25 September 2015

Boehner Out, U.S. Political Balance Unchanged

Republican Speaker of the House John Boehner, who is also my father's Congressman, has announced that he will resign from his seat in Congress later this month.  According to Boehner, after meeting with the Pope yesterday, he prayed and concluded that it was the right thing to do.  Go Pope!

In a parliamentary system, in which John Boehner as legislative leader of the majority party in the house of the legislature responsible to the people, John Boehner would have been the Prime Minister and that political impact of his decision would have been immense.

But, in our system, in a year when the Republicans have a safe majority in both houses of Congress, and the President is a Democrat, the impact of this decision is marginal.

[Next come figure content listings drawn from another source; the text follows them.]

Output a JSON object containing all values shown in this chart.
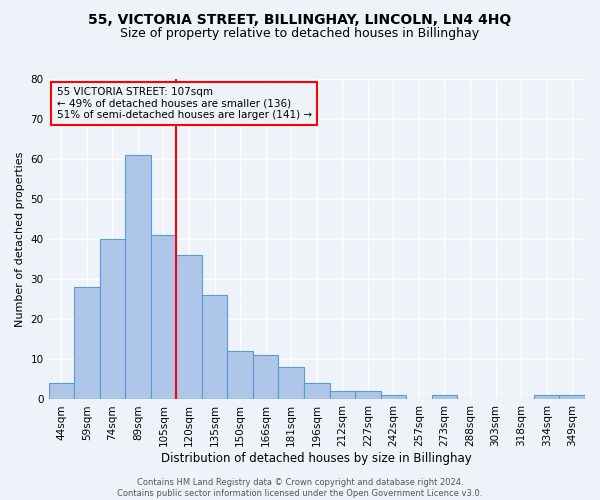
{
  "title1": "55, VICTORIA STREET, BILLINGHAY, LINCOLN, LN4 4HQ",
  "title2": "Size of property relative to detached houses in Billinghay",
  "xlabel": "Distribution of detached houses by size in Billinghay",
  "ylabel": "Number of detached properties",
  "bar_labels": [
    "44sqm",
    "59sqm",
    "74sqm",
    "89sqm",
    "105sqm",
    "120sqm",
    "135sqm",
    "150sqm",
    "166sqm",
    "181sqm",
    "196sqm",
    "212sqm",
    "227sqm",
    "242sqm",
    "257sqm",
    "273sqm",
    "288sqm",
    "303sqm",
    "318sqm",
    "334sqm",
    "349sqm"
  ],
  "bar_values": [
    4,
    28,
    40,
    61,
    41,
    36,
    26,
    12,
    11,
    8,
    4,
    2,
    2,
    1,
    0,
    1,
    0,
    0,
    0,
    1,
    1
  ],
  "bar_color": "#aec6e8",
  "bar_edge_color": "#5b9bd5",
  "vline_x": 4.5,
  "vline_color": "red",
  "annotation_line1": "55 VICTORIA STREET: 107sqm",
  "annotation_line2": "← 49% of detached houses are smaller (136)",
  "annotation_line3": "51% of semi-detached houses are larger (141) →",
  "ylim": [
    0,
    80
  ],
  "yticks": [
    0,
    10,
    20,
    30,
    40,
    50,
    60,
    70,
    80
  ],
  "bg_color": "#eef3fa",
  "footnote": "Contains HM Land Registry data © Crown copyright and database right 2024.\nContains public sector information licensed under the Open Government Licence v3.0.",
  "grid_color": "#ffffff",
  "title1_fontsize": 10,
  "title2_fontsize": 9,
  "xlabel_fontsize": 8.5,
  "ylabel_fontsize": 8,
  "tick_fontsize": 7.5,
  "annot_fontsize": 7.5,
  "footnote_fontsize": 6
}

While the leadership is more powerful in the House than in the Senate, a strong House Rules Committee limits the discretion of the Speaker of the House in controlling proceedings on the floor, the partisan majority still ultimately decides how the House will act by majority vote, and the House is big enough (435 voting members) that one Congressman's vote rarely matters which one party or another has a safe majority in the House.  Also, the several hierarchical leadership positions in the House put in place obvious front runners in the race to succeed Boehner as speaker.

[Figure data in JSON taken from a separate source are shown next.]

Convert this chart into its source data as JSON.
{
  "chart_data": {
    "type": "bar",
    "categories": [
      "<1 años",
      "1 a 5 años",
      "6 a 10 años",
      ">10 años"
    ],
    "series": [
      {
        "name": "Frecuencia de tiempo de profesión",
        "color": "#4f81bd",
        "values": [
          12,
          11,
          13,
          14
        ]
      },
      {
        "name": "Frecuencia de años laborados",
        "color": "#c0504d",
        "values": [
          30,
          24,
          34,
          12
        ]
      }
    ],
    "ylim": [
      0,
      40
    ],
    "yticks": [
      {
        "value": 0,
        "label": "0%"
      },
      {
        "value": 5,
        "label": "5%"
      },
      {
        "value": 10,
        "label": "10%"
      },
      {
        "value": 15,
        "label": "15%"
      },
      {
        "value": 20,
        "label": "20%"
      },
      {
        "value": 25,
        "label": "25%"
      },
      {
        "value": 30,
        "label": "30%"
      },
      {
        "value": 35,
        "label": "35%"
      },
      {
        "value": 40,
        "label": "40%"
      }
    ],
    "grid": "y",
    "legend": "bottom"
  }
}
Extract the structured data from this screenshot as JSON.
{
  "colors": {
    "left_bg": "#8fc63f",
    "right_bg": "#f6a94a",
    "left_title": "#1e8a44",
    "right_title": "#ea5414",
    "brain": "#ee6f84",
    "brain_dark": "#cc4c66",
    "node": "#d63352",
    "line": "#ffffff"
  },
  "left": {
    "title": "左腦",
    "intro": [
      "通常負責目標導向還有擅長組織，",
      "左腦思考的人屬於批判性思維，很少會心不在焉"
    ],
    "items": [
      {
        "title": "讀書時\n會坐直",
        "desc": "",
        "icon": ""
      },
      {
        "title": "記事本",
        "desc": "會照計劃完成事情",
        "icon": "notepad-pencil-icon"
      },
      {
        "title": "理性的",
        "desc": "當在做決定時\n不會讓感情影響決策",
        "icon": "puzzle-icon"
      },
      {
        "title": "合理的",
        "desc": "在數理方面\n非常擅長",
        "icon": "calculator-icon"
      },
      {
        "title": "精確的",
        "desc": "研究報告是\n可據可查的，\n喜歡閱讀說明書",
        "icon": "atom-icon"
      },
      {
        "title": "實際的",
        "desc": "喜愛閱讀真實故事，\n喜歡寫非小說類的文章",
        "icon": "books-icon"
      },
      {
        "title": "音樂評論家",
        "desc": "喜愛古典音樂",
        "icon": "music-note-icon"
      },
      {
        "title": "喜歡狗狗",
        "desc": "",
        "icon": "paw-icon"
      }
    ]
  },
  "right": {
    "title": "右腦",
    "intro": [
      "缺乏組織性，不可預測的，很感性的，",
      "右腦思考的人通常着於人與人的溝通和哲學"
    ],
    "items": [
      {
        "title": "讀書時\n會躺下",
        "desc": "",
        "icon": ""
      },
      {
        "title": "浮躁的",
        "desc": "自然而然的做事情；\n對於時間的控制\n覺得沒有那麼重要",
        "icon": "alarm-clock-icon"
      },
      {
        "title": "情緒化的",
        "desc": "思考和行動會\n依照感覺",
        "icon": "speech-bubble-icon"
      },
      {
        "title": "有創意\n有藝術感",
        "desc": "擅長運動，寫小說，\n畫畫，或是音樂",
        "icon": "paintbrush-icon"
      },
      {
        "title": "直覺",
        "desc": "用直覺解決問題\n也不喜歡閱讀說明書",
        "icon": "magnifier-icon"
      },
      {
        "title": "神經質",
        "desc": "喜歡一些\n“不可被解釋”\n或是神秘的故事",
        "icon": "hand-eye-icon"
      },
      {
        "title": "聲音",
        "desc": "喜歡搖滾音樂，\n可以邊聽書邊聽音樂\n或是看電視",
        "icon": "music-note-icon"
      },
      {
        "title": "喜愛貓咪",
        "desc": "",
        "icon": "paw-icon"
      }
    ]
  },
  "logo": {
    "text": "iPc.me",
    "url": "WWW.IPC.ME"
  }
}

The bottom line is the very little is likely to change in Congress as a result of Boehner's resignation except perhaps a reduction in the flow of federal pork to greater Butler County, Ohio as he is replaced by a more junior Congressman in a special election (realistically, given the politics of the general vicinity of my home town, some Republican who currently holds some lesser state or local partisan political office in the area).  The special election to fill the seat, however, will provide an important bellwether for the upcoming 2016 Presidential election.

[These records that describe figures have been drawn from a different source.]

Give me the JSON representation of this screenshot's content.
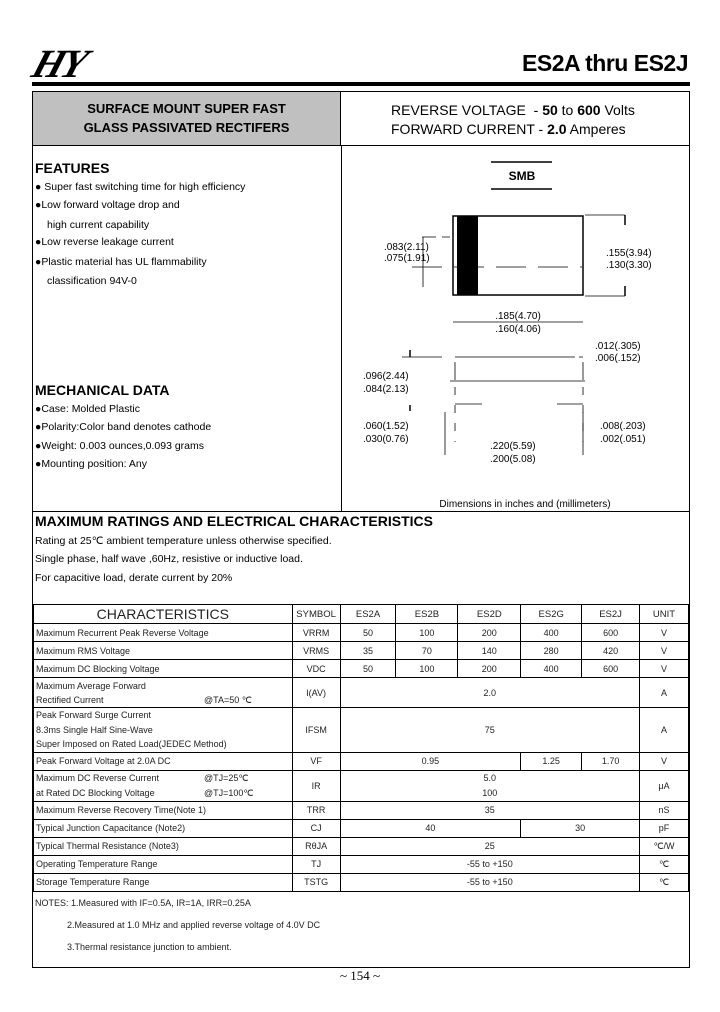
{
  "header": {
    "logo": "HY",
    "title": "ES2A thru ES2J"
  },
  "banner": {
    "line1": "SURFACE MOUNT SUPER FAST",
    "line2": "GLASS PASSIVATED RECTIFERS",
    "rv_label": "REVERSE VOLTAGE  - ",
    "rv_value": "50",
    "rv_to": " to ",
    "rv_value2": "600",
    "rv_unit": " Volts",
    "fc_label": "FORWARD CURRENT - ",
    "fc_value": "2.0",
    "fc_unit": " Amperes"
  },
  "features": {
    "title": "FEATURES",
    "items": [
      "● Super fast switching time for high efficiency",
      "●Low forward voltage drop and",
      "high current capability",
      "●Low reverse leakage current",
      "●Plastic material has UL flammability",
      "classification 94V-0"
    ]
  },
  "mechanical": {
    "title": "MECHANICAL DATA",
    "items": [
      "●Case:   Molded Plastic",
      "●Polarity:Color band denotes cathode",
      "●Weight: 0.003 ounces,0.093 grams",
      "●Mounting position: Any"
    ]
  },
  "diagram": {
    "package": "SMB",
    "dims": {
      "a1": ".083(2.11)",
      "a2": ".075(1.91)",
      "b1": ".155(3.94)",
      "b2": ".130(3.30)",
      "c1": ".185(4.70)",
      "c2": ".160(4.06)",
      "d1": ".012(.305)",
      "d2": ".006(.152)",
      "e1": ".096(2.44)",
      "e2": ".084(2.13)",
      "f1": ".060(1.52)",
      "f2": ".030(0.76)",
      "g1": ".220(5.59)",
      "g2": ".200(5.08)",
      "h1": ".008(.203)",
      "h2": ".002(.051)"
    },
    "caption": "Dimensions in inches and (millimeters)"
  },
  "ratings": {
    "title": "MAXIMUM RATINGS AND ELECTRICAL CHARACTERISTICS",
    "lines": [
      "Rating at 25℃ ambient temperature unless otherwise specified.",
      "Single phase, half wave ,60Hz, resistive or inductive load.",
      "For capacitive load, derate current by 20%"
    ]
  },
  "table": {
    "headers": [
      "CHARACTERISTICS",
      "SYMBOL",
      "ES2A",
      "ES2B",
      "ES2D",
      "ES2G",
      "ES2J",
      "UNIT"
    ],
    "rows": [
      {
        "name": "Maximum Recurrent Peak Reverse Voltage",
        "symbol": "VRRM",
        "values": [
          "50",
          "100",
          "200",
          "400",
          "600"
        ],
        "unit": "V"
      },
      {
        "name": "Maximum RMS Voltage",
        "symbol": "VRMS",
        "values": [
          "35",
          "70",
          "140",
          "280",
          "420"
        ],
        "unit": "V"
      },
      {
        "name": "Maximum DC Blocking Voltage",
        "symbol": "VDC",
        "values": [
          "50",
          "100",
          "200",
          "400",
          "600"
        ],
        "unit": "V"
      },
      {
        "name": "Maximum Average Forward",
        "name2": "Rectified Current",
        "cond": "@TA=50 ℃",
        "symbol": "I(AV)",
        "value": "2.0",
        "unit": "A"
      },
      {
        "name": "Peak Forward Surge Current",
        "name2": "8.3ms Single Half Sine-Wave",
        "name3": "Super Imposed on Rated Load(JEDEC Method)",
        "symbol": "IFSM",
        "value": "75",
        "unit": "A"
      },
      {
        "name": "Peak Forward Voltage at 2.0A DC",
        "symbol": "VF",
        "v1": "0.95",
        "v2": "1.25",
        "v3": "1.70",
        "unit": "V"
      },
      {
        "name": "Maximum DC Reverse Current",
        "cond": "@TJ=25℃",
        "name2": "at Rated DC Blocking Voltage",
        "cond2": "@TJ=100℃",
        "symbol": "IR",
        "value": "5.0",
        "value2": "100",
        "unit": "μA"
      },
      {
        "name": "Maximum Reverse Recovery Time(Note 1)",
        "symbol": "TRR",
        "value": "35",
        "unit": "nS"
      },
      {
        "name": "Typical Junction  Capacitance (Note2)",
        "symbol": "CJ",
        "v1": "40",
        "v2": "30",
        "unit": "pF"
      },
      {
        "name": "Typical Thermal Resistance (Note3)",
        "symbol": "RθJA",
        "value": "25",
        "unit": "℃/W"
      },
      {
        "name": "Operating Temperature Range",
        "symbol": "TJ",
        "value": "-55 to +150",
        "unit": "℃"
      },
      {
        "name": "Storage Temperature Range",
        "symbol": "TSTG",
        "value": "-55 to +150",
        "unit": "℃"
      }
    ]
  },
  "notes": [
    "NOTES: 1.Measured with IF=0.5A, IR=1A, IRR=0.25A",
    "2.Measured at 1.0 MHz and applied reverse voltage of 4.0V DC",
    "3.Thermal resistance junction to ambient."
  ],
  "page": "~ 154 ~"
}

While scandal has followed John Boehner in his career, marked by two widely rumored extra-marital affairs and a history of alcoholism that he has only partially controlled, conventional wisdom is that scandal was not the proximate cause of Boehner's resignation.  Instead, it has been portrayed as a product of frustration over the split between "governing conservatives" in the Republican coalition in Congress, and "no government conservatives" who simply want to destroy the federal government and its programs by any means necessary including government shutdowns (one of which is imminent).

This resignation is a rare departure for the GOP whose previous five or so Speakers have left office tainted by sex scandals.

Usually, in Congress, scandals are the tool of the one's opponents, since it is one of the few means by which the powerful impact of incumbency on one's re-election prospects can be broken.  Many seats in Congress which are safe when held by incumbents are vulnerable to a partisan flip or partisan faction flip in an open seat election.

In contrast, in Colorado, the opposite is true.  If a politician resigns due to a personal scandal, members of his own party can replace him in a vacancy election, putting a less vulnerable candidate before the voters, while if that politician does not resign, the scandal may cost his party the seat.  So, in Colorado, your friends are more likely to urge you to resign from public office in the face of a personal scandal (usually as quietly as possible) than your enemies.  The result is a dramatically reduced incentive to investigate personal scandals in the lives of politicians and a more civil environment that can promote greater bipartisan cooperation.